YOUR CONCERT-PLANNING GUIDE

1. Plan ahead of time
Oftentimes, a show is announced months before the artist takes the stage. Promoter sites like luckymanonline.com, statesidepresents.com and relentlessbeats.com bring all the information together for most of the bands coming to the Valley. Aggregators like silverplatter.info, songkick.com and the mobile app Bandsintown can also let you know about a concert the moment the tour is announced. Check these sites regularly so that “sold out” is never a reason for why you missed a show.

2. Think about what you love
So you’re checking out the sites and concert calendars and are a bit overwhelmed—so many good shows and so little time and money. The best course of action is to prioritize which bands you want to see. Do your research. What are their live performances like? How many songs do you know? Are you looking to dance the night away or relax holding your drink in the back? Weighing the possible benefits of each show against each other can lead you to make the best decision on a tight budget.

3. Come again soon?
Bands usually tour after releasing an album or body of work. There are also some bands—usually rap or punk acts—that tour around the country all the time, coming at least once a year to the Valley. If for some reason you are unable to make a show or don’t have the necessary funds to buy a ticket, remember that there is a pretty good chance they’ll come back. You’ll catch ‘em next time. Of course, local bands play around the state all the time, so missing them will never be an issue.

4. The “blow-up” factor
Going to a concert is all about the experience, and there are times when intimate settings can lead to a more memorable show. It’ll be quite a story to tell if the band you saw later becomes too popular.

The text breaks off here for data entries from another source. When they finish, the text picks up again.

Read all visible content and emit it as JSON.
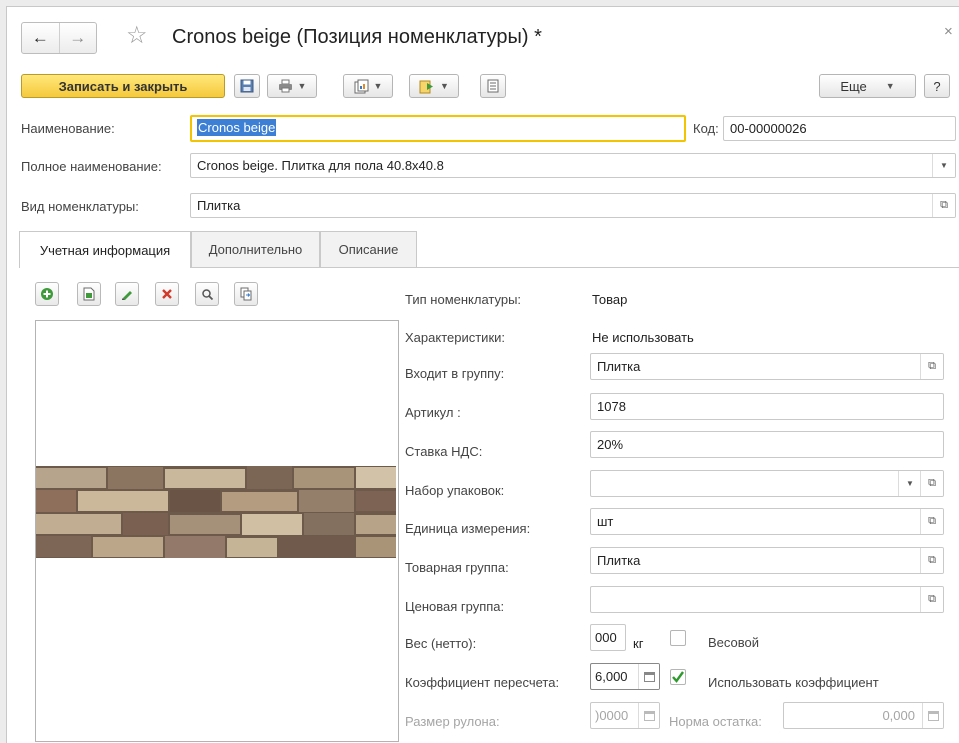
{
  "window": {
    "title": "Cronos beige (Позиция номенклатуры) *",
    "close_glyph": "×",
    "back_glyph": "←",
    "forward_glyph": "→",
    "favorite_glyph": "☆"
  },
  "toolbar": {
    "save_close_label": "Записать и закрыть",
    "more_label": "Еще",
    "help_label": "?",
    "icons": [
      "save-icon",
      "print-icon",
      "reports-icon",
      "create-based-on-icon",
      "list-icon"
    ]
  },
  "header_fields": {
    "name_label": "Наименование:",
    "name_value": "Cronos beige",
    "code_label": "Код:",
    "code_value": "00-00000026",
    "fullname_label": "Полное наименование:",
    "fullname_value": "Cronos beige. Плитка для пола 40.8x40.8",
    "kind_label": "Вид номенклатуры:",
    "kind_value": "Плитка"
  },
  "tabs": [
    {
      "label": "Учетная информация",
      "active": true
    },
    {
      "label": "Дополнительно",
      "active": false
    },
    {
      "label": "Описание",
      "active": false
    }
  ],
  "image_toolbar_icons": [
    "add-icon",
    "select-file-icon",
    "edit-icon",
    "delete-icon",
    "zoom-icon",
    "navigate-icon"
  ],
  "details": {
    "type_label": "Тип номенклатуры:",
    "type_value": "Товар",
    "characteristics_label": "Характеристики:",
    "characteristics_value": "Не использовать",
    "group_label": "Входит в группу:",
    "group_value": "Плитка",
    "article_label": "Артикул :",
    "article_value": "1078",
    "vat_label": "Ставка НДС:",
    "vat_value": "20%",
    "packaging_label": "Набор упаковок:",
    "packaging_value": "",
    "unit_label": "Единица измерения:",
    "unit_value": "шт",
    "product_group_label": "Товарная группа:",
    "product_group_value": "Плитка",
    "price_group_label": "Ценовая группа:",
    "price_group_value": "",
    "weight_label": "Вес (нетто):",
    "weight_value": "000",
    "weight_unit": "кг",
    "weighted_label": "Весовой",
    "weighted_checked": false,
    "coef_label": "Коэффициент пересчета:",
    "coef_value": "6,000",
    "use_coef_label": "Использовать коэффициент",
    "use_coef_checked": true,
    "roll_label": "Размер рулона:",
    "roll_value": ")0000",
    "stock_norm_label": "Норма остатка:",
    "stock_norm_value": "0,000"
  },
  "colors": {
    "primary_button": "#f5c93b",
    "selection": "#3c7fd4",
    "check": "#2e9a2e",
    "delete": "#d23a2a",
    "add": "#3e9a3a"
  }
}
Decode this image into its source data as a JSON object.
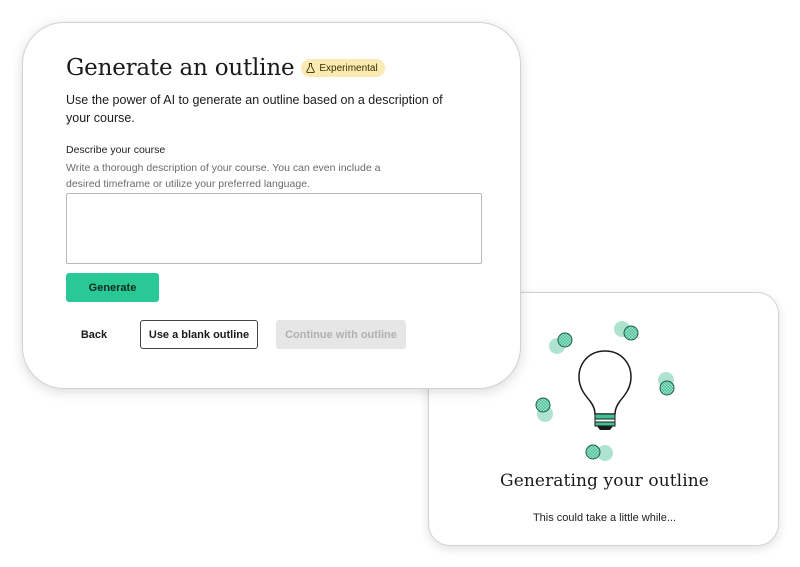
{
  "generate_card": {
    "title": "Generate an outline",
    "badge": {
      "label": "Experimental",
      "icon": "flask-icon",
      "color": "#fbeab1"
    },
    "description": "Use the power of AI to generate an outline based on a description of your course.",
    "field": {
      "label": "Describe your course",
      "hint": "Write a thorough description of your course. You can even include a desired timeframe or utilize your preferred language.",
      "value": "",
      "placeholder": ""
    },
    "generate_button": "Generate",
    "back_button": "Back",
    "blank_outline_button": "Use a blank outline",
    "continue_button": "Continue with outline",
    "continue_disabled": true
  },
  "loading_card": {
    "icon": "lightbulb-icon",
    "title": "Generating your outline",
    "subtitle": "This could take a little while..."
  },
  "colors": {
    "accent": "#2ac894",
    "dot_fill": "#40c69a",
    "dot_shadow": "#aee3cf",
    "badge_bg": "#fbeab1",
    "disabled_bg": "#e6e6e6"
  }
}
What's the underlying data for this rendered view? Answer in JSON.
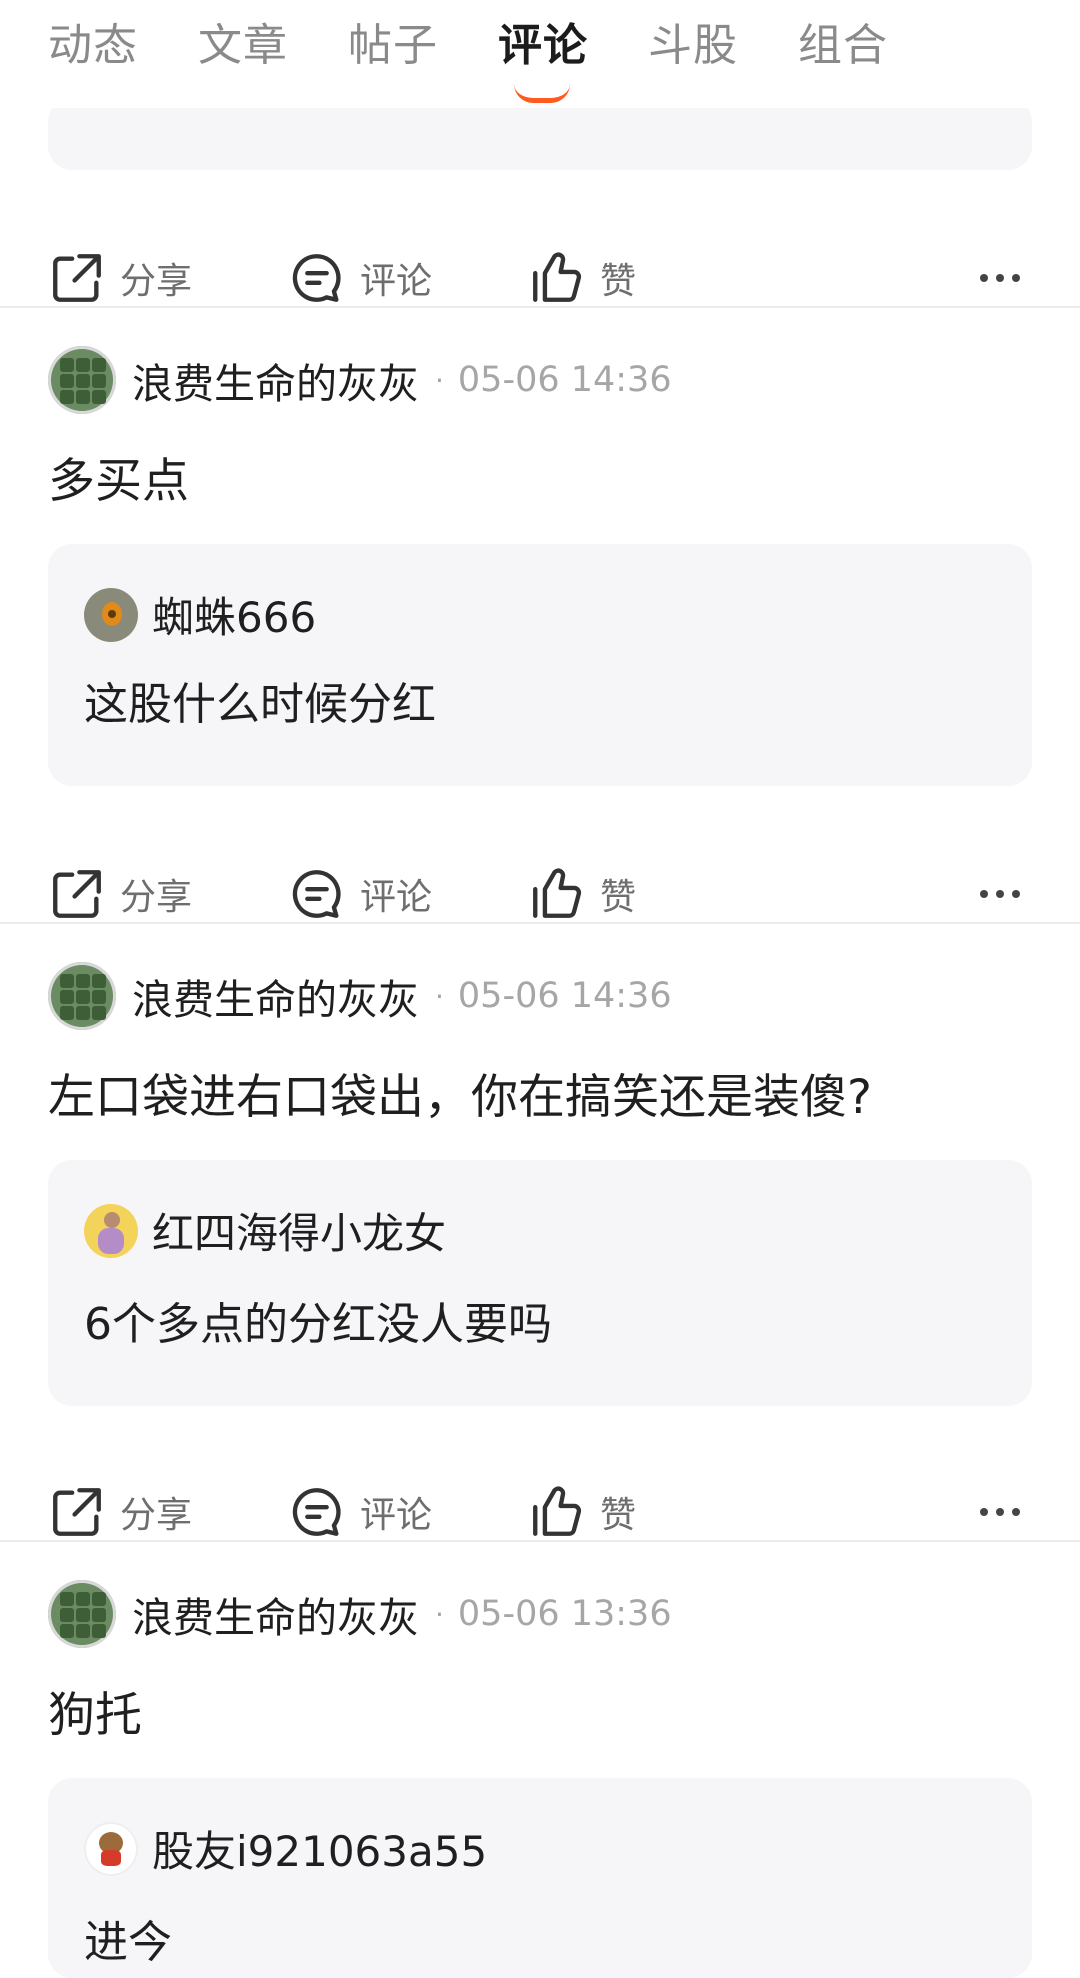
{
  "tabs": [
    {
      "label": "动态"
    },
    {
      "label": "文章"
    },
    {
      "label": "帖子"
    },
    {
      "label": "评论",
      "active": true
    },
    {
      "label": "斗股"
    },
    {
      "label": "组合"
    }
  ],
  "actions": {
    "share": "分享",
    "comment": "评论",
    "like": "赞"
  },
  "posts": [
    {
      "username": "浪费生命的灰灰",
      "separator": "·",
      "time": "05-06 14:36",
      "text": "多买点",
      "quote": {
        "username": "蜘蛛666",
        "text": "这股什么时候分红"
      }
    },
    {
      "username": "浪费生命的灰灰",
      "separator": "·",
      "time": "05-06 14:36",
      "text": "左口袋进右口袋出，你在搞笑还是装傻?",
      "quote": {
        "username": "红四海得小龙女",
        "text": "6个多点的分红没人要吗"
      }
    },
    {
      "username": "浪费生命的灰灰",
      "separator": "·",
      "time": "05-06 13:36",
      "text": "狗托",
      "quote": {
        "username": "股友i921063a55",
        "text": "进今"
      }
    }
  ],
  "colors": {
    "accent": "#ff5a1f",
    "card_bg": "#f6f6f8",
    "muted": "#a6a6a6"
  }
}
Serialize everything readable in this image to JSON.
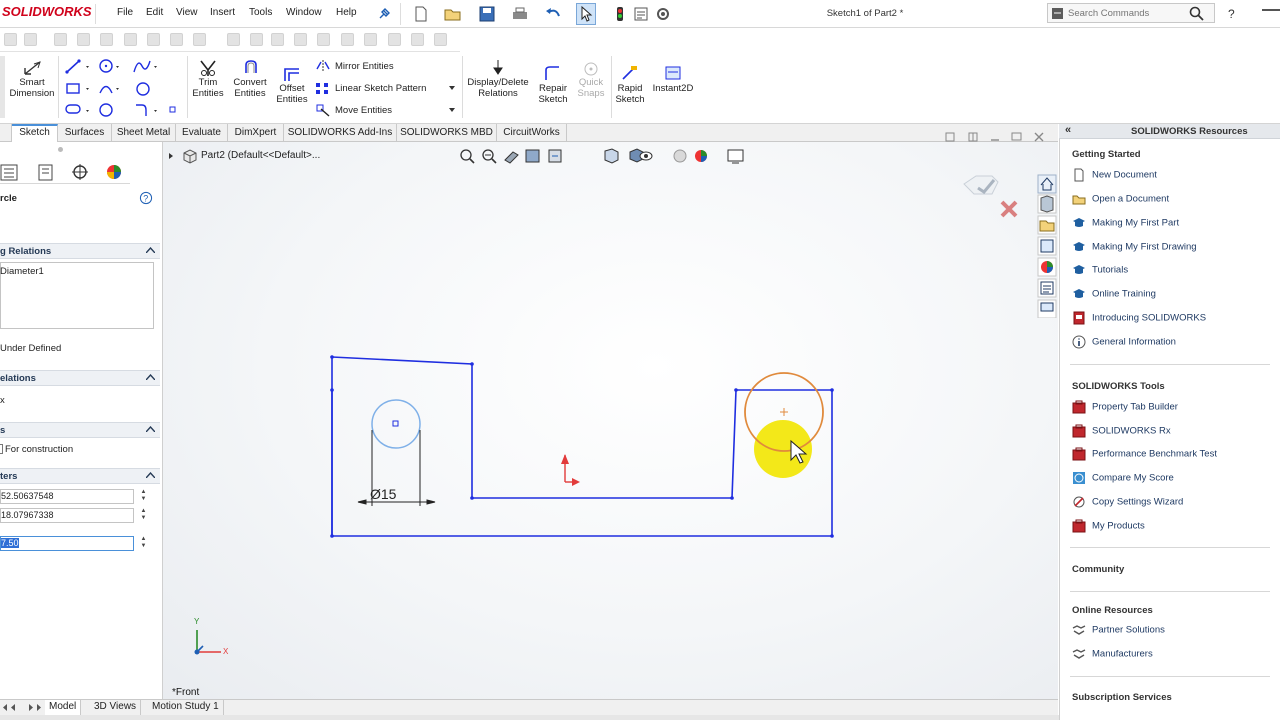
{
  "app": {
    "logo": "SOLIDWORKS",
    "menu": [
      "File",
      "Edit",
      "View",
      "Insert",
      "Tools",
      "Window",
      "Help"
    ],
    "doc_title": "Sketch1 of Part2 *",
    "search_placeholder": "Search Commands"
  },
  "ribbon": {
    "smart_dimension": "Smart Dimension",
    "trim": "Trim Entities",
    "convert": "Convert Entities",
    "offset": "Offset Entities",
    "mirror": "Mirror Entities",
    "linear_pattern": "Linear Sketch Pattern",
    "move": "Move Entities",
    "display_delete": "Display/Delete Relations",
    "repair": "Repair Sketch",
    "quick_snaps": "Quick Snaps",
    "rapid": "Rapid Sketch",
    "instant2d": "Instant2D"
  },
  "tabs": [
    "Sketch",
    "Surfaces",
    "Sheet Metal",
    "Evaluate",
    "DimXpert",
    "SOLIDWORKS Add-Ins",
    "SOLIDWORKS MBD",
    "CircuitWorks"
  ],
  "left_panel": {
    "title": "rcle",
    "sec_relations": "g Relations",
    "relation_item": "Diameter1",
    "under_defined": "Under Defined",
    "sec_add_relations": "elations",
    "add_relation_item": "x",
    "sec_options": "s",
    "for_construction": "For construction",
    "sec_parameters": "ters",
    "param_x": "52.50637548",
    "param_y": "18.07967338",
    "param_r": "7.50"
  },
  "graphics": {
    "breadcrumb": "Part2  (Default<<Default>...",
    "dimension": "Ø15",
    "view_label": "*Front",
    "axis_x": "X",
    "axis_y": "Y"
  },
  "bottom_tabs": [
    "Model",
    "3D Views",
    "Motion Study 1"
  ],
  "task_pane": {
    "title": "SOLIDWORKS Resources",
    "getting_started": "Getting Started",
    "gs_items": [
      "New Document",
      "Open a Document",
      "Making My First Part",
      "Making My First Drawing",
      "Tutorials",
      "Online Training",
      "Introducing SOLIDWORKS",
      "General Information"
    ],
    "tools": "SOLIDWORKS Tools",
    "tools_items": [
      "Property Tab Builder",
      "SOLIDWORKS Rx",
      "Performance Benchmark Test",
      "Compare My Score",
      "Copy Settings Wizard",
      "My Products"
    ],
    "community": "Community",
    "online_resources": "Online Resources",
    "online_items": [
      "Partner Solutions",
      "Manufacturers"
    ],
    "subscription": "Subscription Services"
  },
  "colors": {
    "sketch_blue": "#1f2ee0",
    "selected_circle": "#e08a3c",
    "construction_blue": "#7fb0e8",
    "cursor_highlight": "#f2e600",
    "brand_red": "#d0021b"
  }
}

Take Chance the Rapper, a Chicago rapper who “blew up” after the critical success of his 2013 mixtape Acid Rap. His first show in Tempe was later that year, at the relatively small Club Red. Since the release of that tape, he’s collaborated with the likes of Justin Bieber and appeared on national television. The next time he came to Tempe was for Summer Ends Music Festival in late September. The ticket fare? $135.

This story also reminds me of the time when indie-rock darlings Arcade Fire once played in a small art gallery in Downtown Phoenix. That same band is now one of the biggest arena acts in the world. Catching your favorite band before they blow up will give you an experience you may never forget.

Once you’ve picked out all the shows you want to see in the nearby future, lay them out in writing. Put them in your calendar, and plan other meetings or events around the show. Maybe even get someone to cover your work shift for a night. The show is the most important thing. Music is life.

The Phoenix metropolitan area is huge. There are dozens of venues both big and small here, and it seems more are opening each year. With the success promoters have had in securing huge acts for festivals like Summer Ends and Mad Decent Block Party, the number of acts coming to the Valley can only increase. By using your better judgment and carefully planning your calendar ahead of time, you’ll secure plenty of good times for the upcoming months. Just make sure you respect those around you during the show.